映画レビュー:No.575 甘き人生(原題「Fai bei sogni」)

甘き人生
130分 / イタリア
日本公開:2017年7月15日
監督:マルコ・ベロッキオ
出演:バレリオ・マスタンドレア
ベレニス・ベジョ
バルバラ・ロンキ







ネタバレはありません。




ありがとうはありがとうとしか表現しようがないから困る。

▼過去に囚われた主人公
3本立ての一本目ということにして感想書くのに一番脳みそ雑巾絞り感があった。ギュウッとしてようやくポタポタ感想が出てくる。やっぱりよほどの事がないと映画の印象は上書きされてしまうね。
途中おっさんになった主人公がぼんやりとジェイソン・ステイサムに似てたんだけどその肝心のジェイソン・ステイサムって名前をボコンとど忘れしてしまって延々思い出そうと頑張っていたその間は著しく集中できてなかった。

母親の死から時間が止まっている主人公についての叙情詩。彼は過去に囚われているけど過去が彼を掴んでいるのではなく彼が過去を掴んでいるように見える。繰り返される落下というモチーフや最後に彼女の言う「行かせてあげなさい」というセリフなど彼は全てを予感していながら自らその甘い夢に留まっている。

▼一方向的な寓意の描き方
この映画は多くが画的な反復やモチーフの変奏で主人公の中に、何なら無意識的に存在する予感や深層心理に観客が触れるような描き方をしていると思うのだけど、その場で起こる即物的な出来事と主人公の主観的な問題を上手く繋ぐことができなかったというか、それらの直接的な揺さぶりについて主人公の内的な方向にばかりアプローチする描写に物語的な興味を持てなかった部分が強かった。
物語効果としてあまりにも一方向的というかそれぞれのエピソードに関して裏表の描き方の違いはあれど基本的に同じことを延々言っているような感覚で映画全体として冗長に感じてしまった。

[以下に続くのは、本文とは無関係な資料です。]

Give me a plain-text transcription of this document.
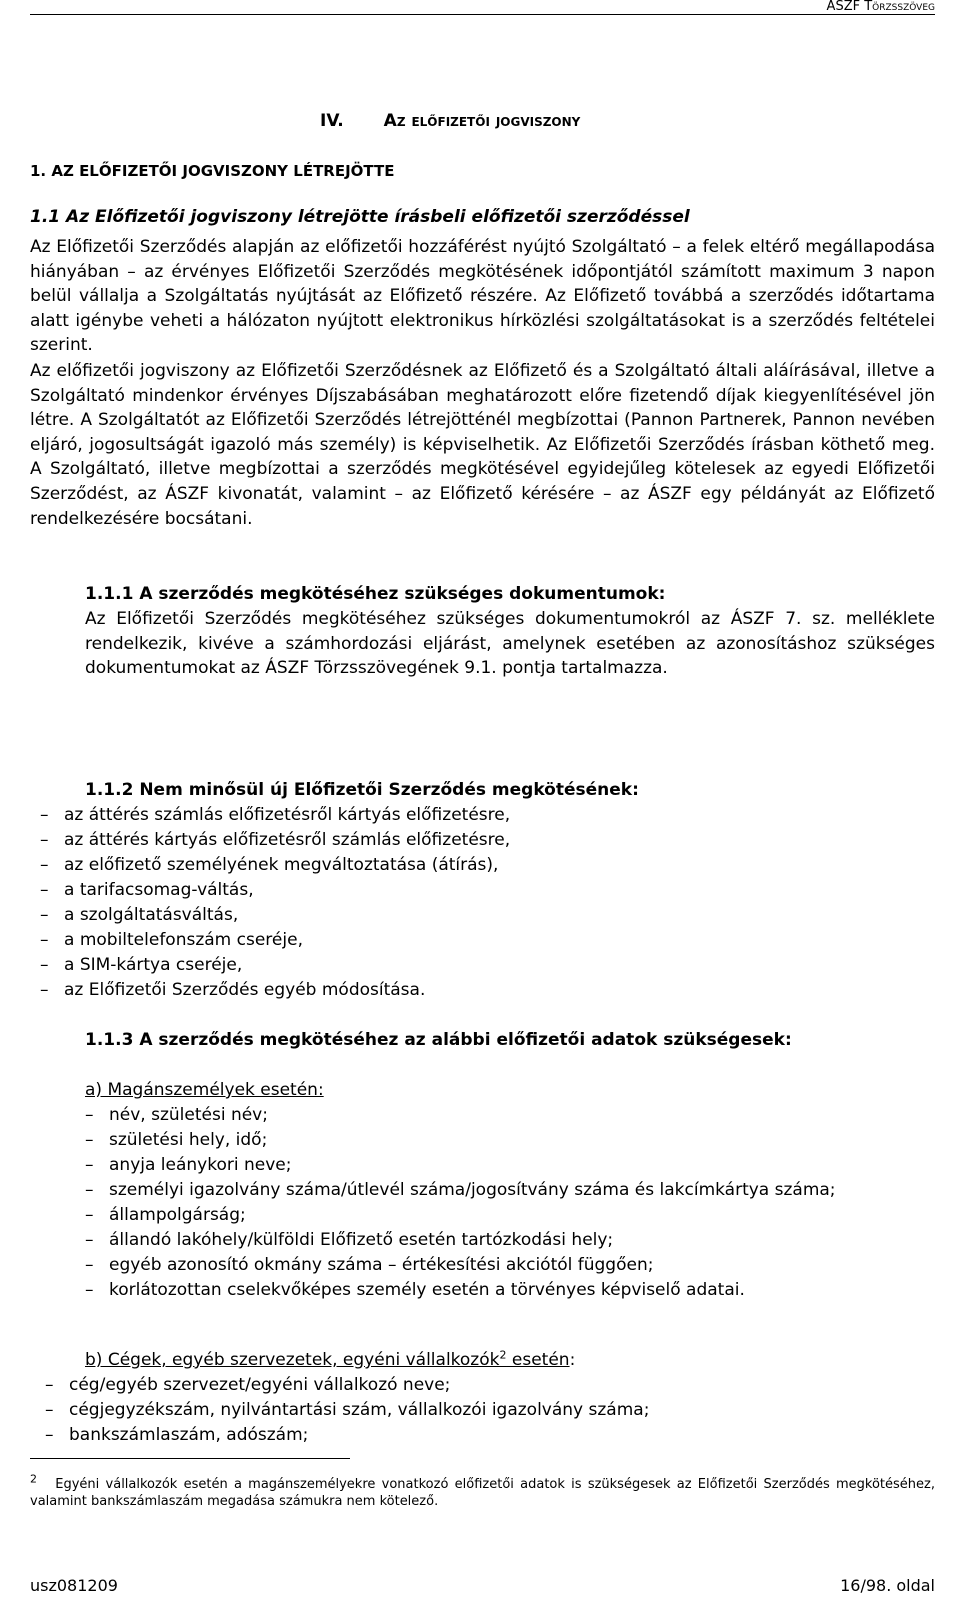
ÁSZF Törzsszöveg
IV. Az előfizetői jogviszony
1. AZ ELŐFIZETŐI JOGVISZONY LÉTREJÖTTE
1.1 Az Előfizetői jogviszony létrejötte írásbeli előfizetői szerződéssel
Az Előfizetői Szerződés alapján az előfizetői hozzáférést nyújtó Szolgáltató – a felek eltérő megállapodása hiányában – az érvényes Előfizetői Szerződés megkötésének időpontjától számított maximum 3 napon belül vállalja a Szolgáltatás nyújtását az Előfizető részére. Az Előfizető továbbá a szerződés időtartama alatt igénybe veheti a hálózaton nyújtott elektronikus hírközlési szolgáltatásokat is a szerződés feltételei szerint.
Az előfizetői jogviszony az Előfizetői Szerződésnek az Előfizető és a Szolgáltató általi aláírásával, illetve a Szolgáltató mindenkor érvényes Díjszabásában meghatározott előre fizetendő díjak kiegyenlítésével jön létre. A Szolgáltatót az Előfizetői Szerződés létrejötténél megbízottai (Pannon Partnerek, Pannon nevében eljáró, jogosultságát igazoló más személy) is képviselhetik. Az Előfizetői Szerződés írásban köthető meg. A Szolgáltató, illetve megbízottai a szerződés megkötésével egyidejűleg kötelesek az egyedi Előfizetői Szerződést, az ÁSZF kivonatát, valamint – az Előfizető kérésére – az ÁSZF egy példányát az Előfizető rendelkezésére bocsátani.
1.1.1 A szerződés megkötéséhez szükséges dokumentumok:
Az Előfizetői Szerződés megkötéséhez szükséges dokumentumokról az ÁSZF 7. sz. melléklete rendelkezik, kivéve a számhordozási eljárást, amelynek esetében az azonosításhoz szükséges dokumentumokat az ÁSZF Törzsszövegének 9.1. pontja tartalmazza.
1.1.2 Nem minősül új Előfizetői Szerződés megkötésének:
– az áttérés számlás előfizetésről kártyás előfizetésre,
– az áttérés kártyás előfizetésről számlás előfizetésre,
– az előfizető személyének megváltoztatása (átírás),
– a tarifacsomag-váltás,
– a szolgáltatásváltás,
– a mobiltelefonszám cseréje,
– a SIM-kártya cseréje,
– az Előfizetői Szerződés egyéb módosítása.
1.1.3 A szerződés megkötéséhez az alábbi előfizetői adatok szükségesek:
a) Magánszemélyek esetén:
– név, születési név;
– születési hely, idő;
– anyja leánykori neve;
– személyi igazolvány száma/útlevél száma/jogosítvány száma és lakcímkártya száma;
– állampolgárság;
– állandó lakóhely/külföldi Előfizető esetén tartózkodási hely;
– egyéb azonosító okmány száma – értékesítési akciótól függően;
– korlátozottan cselekvőképes személy esetén a törvényes képviselő adatai.
b) Cégek, egyéb szervezetek, egyéni vállalkozók$^2$ esetén:
– cég/egyéb szervezet/egyéni vállalkozó neve;
– cégjegyzékszám, nyilvántartási szám, vállalkozói igazolvány száma;
– bankszámlaszám, adószám;
$^2$ Egyéni vállalkozók esetén a magánszemélyekre vonatkozó előfizetői adatok is szükségesek az Előfizetői Szerződés megkötéséhez, valamint bankszámlaszám megadása számukra nem kötelező.
usz081209	16/98. oldal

映画として一貫している部分を実感できなかったため(理屈としてわかるというのはまた違う)全体に散漫な印象を持ってしまった。
荻野洋一さんというライターの方の評論(→コチラ)が素晴らしく一気に映画の勘所が掴めたのだけど、こうして構成の意図とかわかって観たら全然違った印象を持つだろうな。いつかもう一度観たい気持ちはある。